To be fair, there are a couple of good songs in the show, an intermissionless, 80-minute affair with music and lyrics by George Griggs and a book by Griggs and Paul Andrew Perez. The premise itself has laugh potential but, unfortunately and inexplicably, the piece is presented with a bent toward seriousness. Being forced to watch the statuesque, poised, and vocally gifted Coleen Sexton (previously seen in Jekyll & Hyde on Broadway) wade into yet another mediocre song as Aurora, a temptress who baits a guy named Seth (Sean Fri) into cheating on his wife, is disheartening. At times, Sexton manages to turn her anger at this unfinished project into a real rage that fires her singing, even if she has to deliver lyrics like: "I thought we'd have a life together / All that's changed are your socks and the weather."

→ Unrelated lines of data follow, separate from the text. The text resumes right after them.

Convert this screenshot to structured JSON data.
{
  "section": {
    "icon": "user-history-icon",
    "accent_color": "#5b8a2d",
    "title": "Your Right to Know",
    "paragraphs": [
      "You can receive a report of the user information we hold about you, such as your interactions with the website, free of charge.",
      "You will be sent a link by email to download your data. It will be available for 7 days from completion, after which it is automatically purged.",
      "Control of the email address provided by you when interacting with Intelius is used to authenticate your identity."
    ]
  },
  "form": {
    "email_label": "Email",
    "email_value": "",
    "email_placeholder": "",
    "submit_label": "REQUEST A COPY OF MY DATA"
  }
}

The plot, such as it is, centers on Seth. He's a car salesman bored with his wife, his life (a rhyme that inevitably appears in the lyrics), and everything in it except his Thursday-night gig at the local rock club. Playing regular-Joe music that indicates little talent, this balding, hapless, Elvis wanna-be falls for Aurora as a means of escape from his marriage to Cris -- a thankless role that is carried off by the quietly powerful Laura Marie Duncan.

The other promising presence onstage is Jackie Seiden as one of the two Furies, the backup singers in Seth's shabby band. Singing with verve and moving as well as can be hoped for given what seems to have been an absence of direction by Jeremy Dobrish, Seiden is one of the few oases of ability onstage. In contrast, Fri fails to hit a third of the notes he tries for.

That Heat Lightning ends abruptly and awkwardly is only to be expected; there are no surprises in the script or in the lyrics, which are astonishingly mundane. Griggs, a Yale University composer/lyricist-in-residence, and his co-writer may have excused such leaden lines as "I wanna get a tattoo of a dagger / I wanna hop around like Mick Jagger" with the rationalization that popular musicals are dumb. But at a time when clever shows like Urinetown and Hairspray are making bank on the difference between goofy-witty and goofy-awful, a show like this one makes us hope that no student at Yale or anywhere else is learning Griggs's method of crafting a tuner.

Choreographer Tesha Buss may still be learning her trade and should have had a chance to develop further before taking on material like this. As for Dobrish: He has done better work, as have most of the others involved. The onstage band is actually quite listenable; it's a rock combo featuring some nifty violin by Lyris Hung and accomplished guitar by Tommy Russo. But, in general, Heat Lightning gives the impression of being at the first-run-through stage.